William benar-benar tidak mengerti apa yang James coba katakan, tetapi dia masih menganggukkan kepalanya. "Aku akan melakukan yang terbaik, Kakek."


“Meeeeeh.”


“Ah, aku hampir melupakanmu, Ella. Pastikan untuk menjaga William seperti yang selalu kamu lakukan.”


“Meeeeeh.”


William akan berbohong jika dia mengatakan bahwa dia tidak membenci Celine. Bagaimana tidak? Namun, selain dari "pelatihan" Gurunya tidak memerintahkan dia untuk melakukan sesuatu yang tidak masuk akal. Dia hanya bisa menghela nafas dalam hatinya dan mengatakan pada dirinya sendiri bahwa perbudakannya akan berakhir setelah dia berusia empat belas tahun.

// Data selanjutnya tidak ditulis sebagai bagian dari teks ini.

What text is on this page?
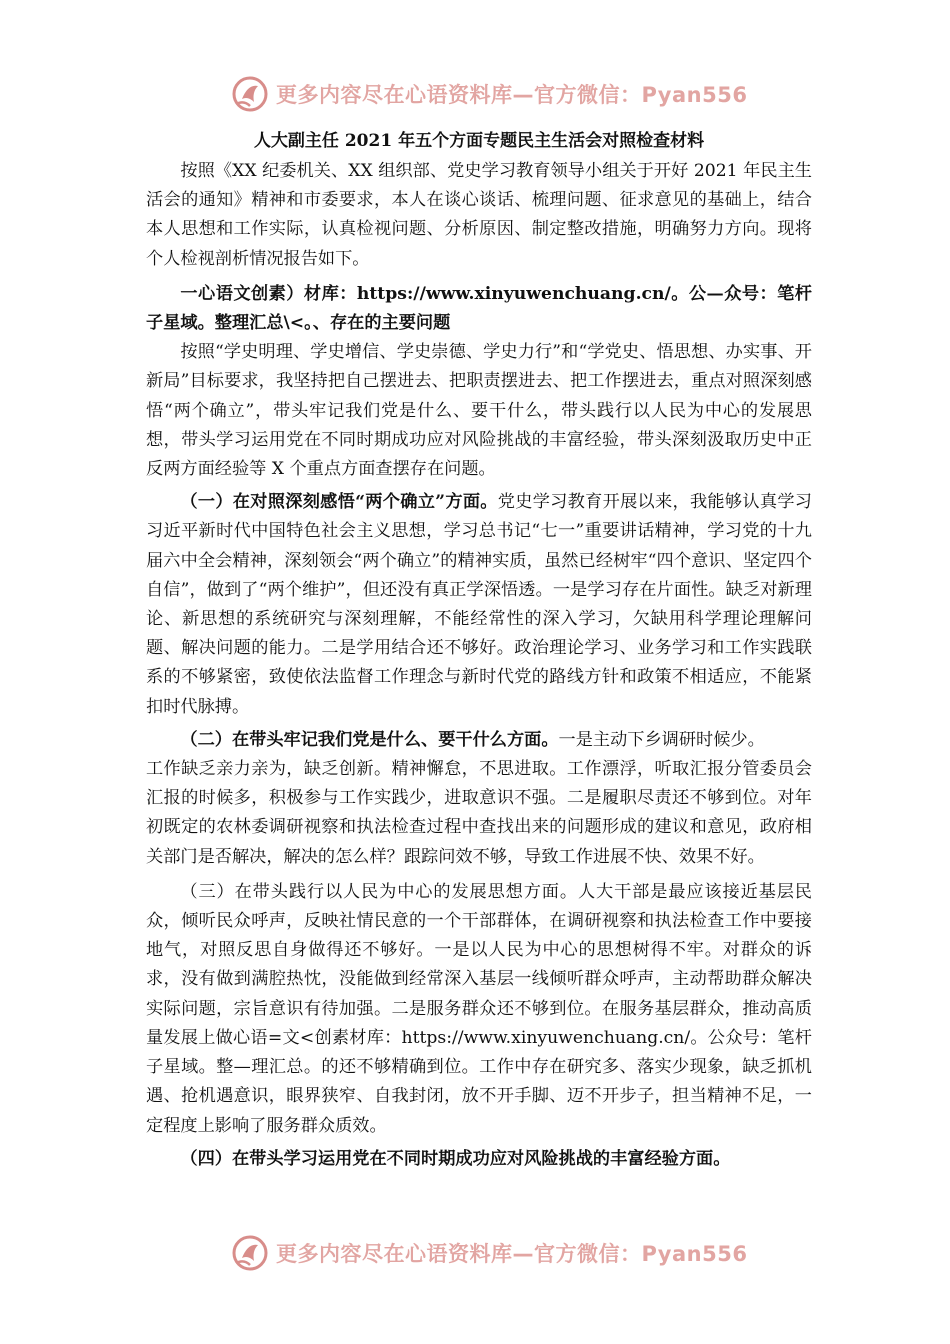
更多内容尽在心语资料库—官方微信：Pyan556

人大副主任 2021 年五个方面专题民主生活会对照检查材料

按照《XX 纪委机关、XX 组织部、党史学习教育领导小组关于开好 2021 年民主生活会的通知》精神和市委要求，本人在谈心谈话、梳理问题、征求意见的基础上，结合本人思想和工作实际，认真检视问题、分析原因、制定整改措施，明确努力方向。现将个人检视剖析情况报告如下。

一心语文创素）材库：https://www.xinyuwenchuang.cn/。公—众号：笔杆子星域。整理汇总\<。、存在的主要问题

按照“学史明理、学史增信、学史崇德、学史力行”和“学党史、悟思想、办实事、开新局”目标要求，我坚持把自己摆进去、把职责摆进去、把工作摆进去，重点对照深刻感悟“两个确立”，带头牢记我们党是什么、要干什么，带头践行以人民为中心的发展思想，带头学习运用党在不同时期成功应对风险挑战的丰富经验，带头深刻汲取历史中正反两方面经验等 X 个重点方面查摆存在问题。

（一）在对照深刻感悟“两个确立”方面。党史学习教育开展以来，我能够认真学习习近平新时代中国特色社会主义思想，学习总书记“七一”重要讲话精神，学习党的十九届六中全会精神，深刻领会“两个确立”的精神实质，虽然已经树牢“四个意识、坚定四个自信”，做到了“两个维护”，但还没有真正学深悟透。一是学习存在片面性。缺乏对新理论、新思想的系统研究与深刻理解，不能经常性的深入学习，欠缺用科学理论理解问题、解决问题的能力。二是学用结合还不够好。政治理论学习、业务学习和工作实践联系的不够紧密，致使依法监督工作理念与新时代党的路线方针和政策不相适应，不能紧扣时代脉搏。

（二）在带头牢记我们党是什么、要干什么方面。一是主动下乡调研时候少。

工作缺乏亲力亲为，缺乏创新。精神懈怠，不思进取。工作漂浮，听取汇报分管委员会汇报的时候多，积极参与工作实践少，进取意识不强。二是履职尽责还不够到位。对年初既定的农林委调研视察和执法检查过程中查找出来的问题形成的建议和意见，政府相关部门是否解决，解决的怎么样？跟踪问效不够，导致工作进展不快、效果不好。

（三）在带头践行以人民为中心的发展思想方面。人大干部是最应该接近基层民众，倾听民众呼声，反映社情民意的一个干部群体，在调研视察和执法检查工作中要接地气，对照反思自身做得还不够好。一是以人民为中心的思想树得不牢。对群众的诉求，没有做到满腔热忱，没能做到经常深入基层一线倾听群众呼声，主动帮助群众解决实际问题，宗旨意识有待加强。二是服务群众还不够到位。在服务基层群众，推动高质量发展上做心语=文<创素材库：https://www.xinyuwenchuang.cn/。公众号：笔杆子星域。整—理汇总。的还不够精确到位。工作中存在研究多、落实少现象，缺乏抓机遇、抢机遇意识，眼界狭窄、自我封闭，放不开手脚、迈不开步子，担当精神不足，一定程度上影响了服务群众质效。

（四）在带头学习运用党在不同时期成功应对风险挑战的丰富经验方面。

更多内容尽在心语资料库—官方微信：Pyan556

Karena itu masalahnya, dia hanya akan fokus pada pelatihannya dan meningkatkan ketahanannya terhadap Sihir Hitam. Oliver sering memberinya komentar tajam bahwa Penyihir Kegelapan yang terkena kutukan dari bidang yang sama tidak berhak menyebut diri mereka Penyihir Kegelapan.


Setelah memikirkannya, William merasa bahwa dia ada benarnya. Jika dia bisa kebal terhadap kutukan, itu bisa digunakan sebagai kartu truf di masa depan ketika dia bertarung melawan Penyihir Kegelapan dengan peringkat yang sama.